ウーログは、前世の記憶があるからか分からないけれども、とても冷静で、優しい。……私がお姉様を諦めてしまえば、それだけで楽になれる。お姉様の事を放っておけば、多分、勝手に悪い方向に転がっていくと思う。だってお姉様は婚約者であるデル兄様の事も全く見ていないから。デル兄様の心は離れていっている。それは確かだと思う。例え、結婚したとしてもこのままではお姉様もデル兄様も幸せになんてなれないと思う。
「ウーログ……ごめんなさい。お姉様の事を諦められたら、ウーログを巻き込むこともしなくてよかったのに」
「イエルノ、悲しそうな顔をしないで。大丈夫だよ。僕はイエルノに巻き込まれるのならば、どんどん巻き込まれたい。好きな子の問題なら、自分の問題と一緒なんだから」
「ウーログ……」
私の問題を自分の問題と言ってくれる事が嬉しいと思った。好意を抱いている相手だからこそ、巻き込みたくないという思いはある。だけれども、やっぱり嬉しいという気持ちは嘘なんかではない。それだけウーログの中で私の存在が大きくなっているという事だから。……こんな事を考えていると知ったら引かれてしまうだろうか。

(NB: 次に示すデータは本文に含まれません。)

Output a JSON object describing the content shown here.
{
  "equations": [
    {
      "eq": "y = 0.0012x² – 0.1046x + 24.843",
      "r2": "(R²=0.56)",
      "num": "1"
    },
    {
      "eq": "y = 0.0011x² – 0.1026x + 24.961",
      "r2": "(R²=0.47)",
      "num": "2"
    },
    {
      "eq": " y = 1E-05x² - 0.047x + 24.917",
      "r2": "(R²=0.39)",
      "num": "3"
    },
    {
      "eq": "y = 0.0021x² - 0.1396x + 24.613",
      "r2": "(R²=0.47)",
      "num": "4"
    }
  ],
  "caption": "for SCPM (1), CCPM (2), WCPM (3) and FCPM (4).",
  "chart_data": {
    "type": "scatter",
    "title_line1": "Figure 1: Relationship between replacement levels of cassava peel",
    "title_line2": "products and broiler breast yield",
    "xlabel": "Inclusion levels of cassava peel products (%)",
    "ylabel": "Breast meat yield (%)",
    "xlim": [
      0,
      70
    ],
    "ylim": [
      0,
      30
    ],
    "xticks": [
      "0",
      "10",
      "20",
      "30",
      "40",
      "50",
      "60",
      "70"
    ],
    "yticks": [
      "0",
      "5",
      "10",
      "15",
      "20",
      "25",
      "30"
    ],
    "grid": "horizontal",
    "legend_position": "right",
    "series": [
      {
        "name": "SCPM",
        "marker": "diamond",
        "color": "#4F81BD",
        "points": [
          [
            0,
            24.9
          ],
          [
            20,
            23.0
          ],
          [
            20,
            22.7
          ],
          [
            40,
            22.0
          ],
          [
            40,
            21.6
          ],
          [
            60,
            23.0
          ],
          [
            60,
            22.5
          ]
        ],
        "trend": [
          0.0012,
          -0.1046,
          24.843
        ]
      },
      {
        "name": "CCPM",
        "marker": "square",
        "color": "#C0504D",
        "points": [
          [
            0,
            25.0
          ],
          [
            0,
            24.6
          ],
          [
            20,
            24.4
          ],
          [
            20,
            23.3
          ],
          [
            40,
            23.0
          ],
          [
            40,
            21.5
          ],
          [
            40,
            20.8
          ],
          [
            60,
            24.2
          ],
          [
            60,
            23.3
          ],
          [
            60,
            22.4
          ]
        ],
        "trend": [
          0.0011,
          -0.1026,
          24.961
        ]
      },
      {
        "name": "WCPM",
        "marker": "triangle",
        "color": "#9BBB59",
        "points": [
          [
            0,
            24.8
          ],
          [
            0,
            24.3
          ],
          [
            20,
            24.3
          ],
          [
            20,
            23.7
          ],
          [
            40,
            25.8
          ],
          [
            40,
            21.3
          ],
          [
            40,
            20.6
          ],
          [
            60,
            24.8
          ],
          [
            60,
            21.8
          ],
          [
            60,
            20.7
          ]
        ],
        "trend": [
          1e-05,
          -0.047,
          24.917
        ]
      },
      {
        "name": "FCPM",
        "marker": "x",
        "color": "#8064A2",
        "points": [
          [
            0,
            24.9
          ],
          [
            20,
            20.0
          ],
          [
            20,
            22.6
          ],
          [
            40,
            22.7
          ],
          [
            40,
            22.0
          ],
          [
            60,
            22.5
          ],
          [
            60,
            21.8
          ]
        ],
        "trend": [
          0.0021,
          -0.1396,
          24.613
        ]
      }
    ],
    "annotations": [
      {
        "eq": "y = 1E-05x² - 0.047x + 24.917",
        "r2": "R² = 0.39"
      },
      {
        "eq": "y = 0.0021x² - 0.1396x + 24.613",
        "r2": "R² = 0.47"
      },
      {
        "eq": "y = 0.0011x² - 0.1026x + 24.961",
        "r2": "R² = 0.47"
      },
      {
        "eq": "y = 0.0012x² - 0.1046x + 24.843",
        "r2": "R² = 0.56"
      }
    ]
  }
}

「とりあえず言っても理解しない事は分かったわけだけど、どうしようか。もうすぐアクノール様も学園に通ってしまうわけだけど」
「……一番は、そのげぇむの物語が始まる前にお姉様にげぇむの世界と現実が違う事を分かってもらう事だけど、厳しいかもしれない」
私が望んでいるのは、お姉様がげぇむの物語が始まる前にちゃんと理解してくれる事だ。でも、それは難しいかもしれない。だってお姉様に私の声は届かない。私が何を言っても、またなかったことにするのではないかと、そんな風に思ってしまう。
「もし、駄目だった場合はどうしたい? もしかしたらアクノール様は、乙女ゲームがはじまったとしても変わらないかもしれないよ」
「……ええ。あの、その乙女げぇむってもの、エンディングって主人公が誰かを選んでハッピーエンドになって、お姉様が断罪されるのよね」
「うん。そうみたいだね」
「……なら、本当にお姉様が分かってくれないなら、お姉様が私達をちゃんと見てくれないなら、一度、エンディングをちゃんと迎えてみるのはどうかと思うの。どんな風に迎えるかなんて考えてないけど、お姉様が、断罪される未来というか、一区切りするのは仕方がないのかもしれないって、この前のお姉様を見て思ったの」
だって幾ら私が動いたとしてもお姉様は現実を見ないかもしれない。その可能性が強いと思う。だからこそ、もし、お姉様は本当にそんな風に分からないままで生きるというのならば、一度終わらせるべきかと思った。
げぇむの世界だと信じているお姉様がげぇむの世界を終えたらどうなるかは分からない。だけど、そこで、ちゃんと私達が一人一人生きている人間だってわかってくれたらと思うから。
「そうだね……最悪、そうしないといけないかも」
「ええ。その時は、助けてもらえる?」
「もちろん」
――出来れば、そこまで行く前にどうにかしたい。だけれども、そこまで行くかもしれない。その時は、私はお姉様を、この手で断罪したい。そんな思いさえ、私には湧いてきていた。